On February 4, 2021 George sent me an email from Beirut, Lebanon:

I have failed to mention that at present I am in Beirut, checking on my ailing mother, who in May will turn 96. I found an ailing nation, poverty, beggars, and shuttered stores. Those of us who knew Beirut of yesteryears cannot but cry in despair. And yet it keeps a hold on us, and we keep coming back, maybe it’s the romantic memories.

I read and reread your article [Bittersweet Memories of Another Beirut, September 28, 1989, Home Forum, Christian Science Monitor]  and memories came tumbling like sweets from a jar (a Joan Baez song about Bob Dylan).

To which I responded:

I don’t know why I get emotional; happened after I read your last two emails. If you have the chance, please go to the falafel place, up the street from AUB, and eat one for me. And, if the shawarma place is still open, further down Bliss St, please eat a whole serving for me.  At my age Nostalgia sustains.

Please give my warmest to your mother. I always think of her as a pillar of strength and resilience. Safe trip back.

George’s response was swift:

Do get emotional, these were the best years of our lives and shaped us to what we are now.

Your mother, my mother, every Palestinian mother that was rendered homeless and had to start from scratch should be viewed with awe. We are what we are because of their tenacity.

For reasons unknown to me, as I watch my mother’s frail body , I remember your uncle Naim with his strong back, firm grip and rapid talk. They just don’t make people like that anymore. Best, George

For over 25 years my mother taught at UNRWA Palestinian Refugee schools in the Sabra and Shatila refugee camps, the sights of horrible genocidal killings orchestrated by Israel and her proxy Lebanese Phalange. And she became the first female school principal in Lebanon’s UNRWA school system.

And even though Israel’s crimes followed her to Lebanon, she was fully cognizant of the following: Dedicating her life to teaching Palestinian children of all ages was vital. For her, education, a portable treasure (like no other) is a treasure that no one can steal or hijack. Yes, education is the  most cherished treasure one possesses.

Of her five children, the first has an M.A. from the University of San Francisco, one was an airline executive, one was a chemical engineer, another a civil engineer, and all three would become successful entrepreneurs in a family venture, and one a retired university professor.

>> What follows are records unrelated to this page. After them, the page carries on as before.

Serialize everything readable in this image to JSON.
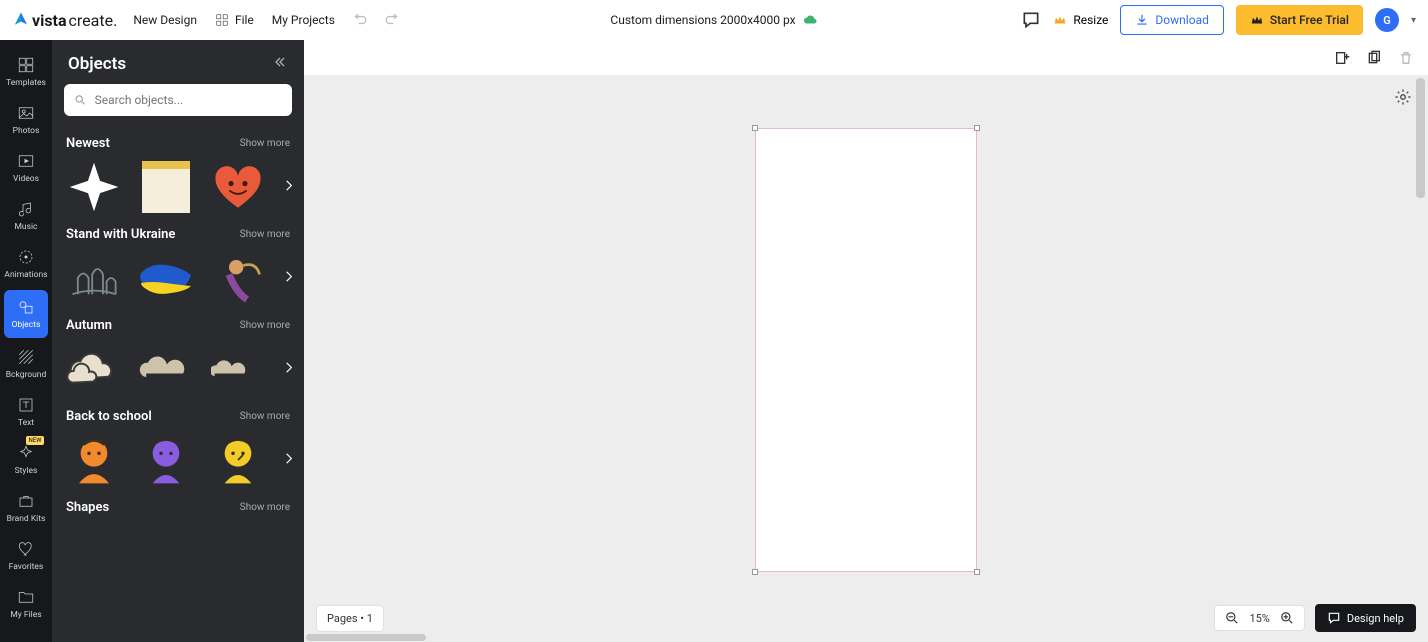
{
  "header": {
    "brand_prefix": "vista",
    "brand_suffix": "create.",
    "new_design": "New Design",
    "file": "File",
    "my_projects": "My Projects",
    "doc_title": "Custom dimensions 2000x4000 px",
    "resize": "Resize",
    "download": "Download",
    "trial": "Start Free Trial",
    "avatar_letter": "G"
  },
  "rail": {
    "templates": "Templates",
    "photos": "Photos",
    "videos": "Videos",
    "music": "Music",
    "animations": "Animations",
    "objects": "Objects",
    "background": "Bckground",
    "text": "Text",
    "styles": "Styles",
    "styles_badge": "NEW",
    "brand_kits": "Brand Kits",
    "favorites": "Favorites",
    "my_files": "My Files"
  },
  "panel": {
    "title": "Objects",
    "search_placeholder": "Search objects...",
    "show_more": "Show more",
    "cat1": "Newest",
    "cat2": "Stand with Ukraine",
    "cat3": "Autumn",
    "cat4": "Back to school",
    "cat5": "Shapes"
  },
  "bottom": {
    "pages": "Pages • 1",
    "zoom": "15%",
    "help": "Design help"
  }
}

George is right on target when he stated: “Your mother, my mother, every Palestinian mother that was rendered homeless and had to start from scratch should be viewed with awe. We are what we are because of their tenacity.”

Those early Jerusalem years post the 1948 war were years of turmoil, uprooting, dispossession, and hardships. Israeli food ration cards favored Israeli Jews, a fact that forced us to plant vegetable gardens, raise rabbits, eat fruit form the fruit trees planted by previous generations, and to depend on the well-stocked cellar provisions of flour sugar, rice, olive oil, and other foodstuffs stocked while my father was still live.

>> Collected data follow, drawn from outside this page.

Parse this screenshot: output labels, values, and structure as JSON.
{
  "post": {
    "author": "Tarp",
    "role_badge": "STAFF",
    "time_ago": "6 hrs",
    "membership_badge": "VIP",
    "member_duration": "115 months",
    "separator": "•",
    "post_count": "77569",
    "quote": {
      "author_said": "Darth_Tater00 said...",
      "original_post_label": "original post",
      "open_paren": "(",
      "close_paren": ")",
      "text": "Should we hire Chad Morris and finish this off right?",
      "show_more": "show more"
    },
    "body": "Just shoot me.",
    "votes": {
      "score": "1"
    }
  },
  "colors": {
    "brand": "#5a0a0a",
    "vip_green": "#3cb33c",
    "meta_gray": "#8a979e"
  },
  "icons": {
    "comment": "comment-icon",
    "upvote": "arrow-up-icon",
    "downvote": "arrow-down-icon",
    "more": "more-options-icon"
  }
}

I distinctly remember the times when my mother would pretend that she was not hungry, only to make sure that each child had her/his portion of food. And what an altruistic demonstration of love it was, a demonstration that assured us that this Palestinian mother was the glue that bonded our family.

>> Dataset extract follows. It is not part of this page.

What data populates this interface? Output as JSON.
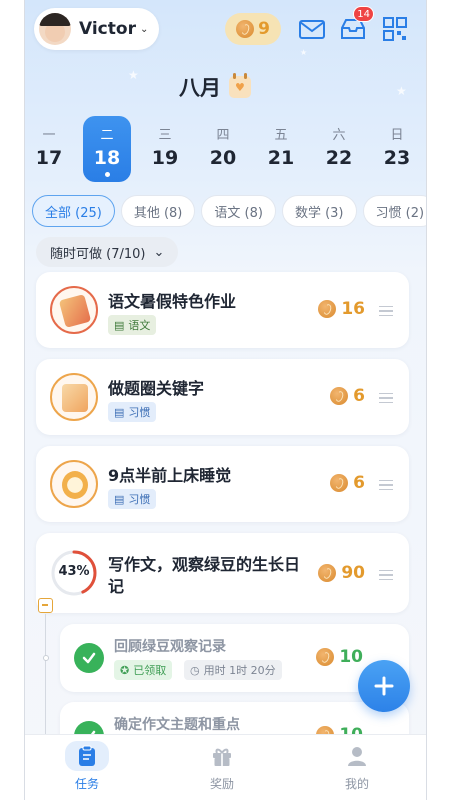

So, on this Sunday, May 9, 2021, every Palestinian mother, no matter where you are on this planet, please celebrate your culture and heritage with all the pride and dignity you can muster. You’ve taught your children Sumud (patience, resilience, grace under fire), a strength and resistance that will continue to sustain Palestine and her children under a brutal Israeli occupation, in refugee camps, and in diaspora in cities and hamlets across this globe.

You, Palestinian mothers, have been, and will continue to be the glue that bonds your children, families, and communities.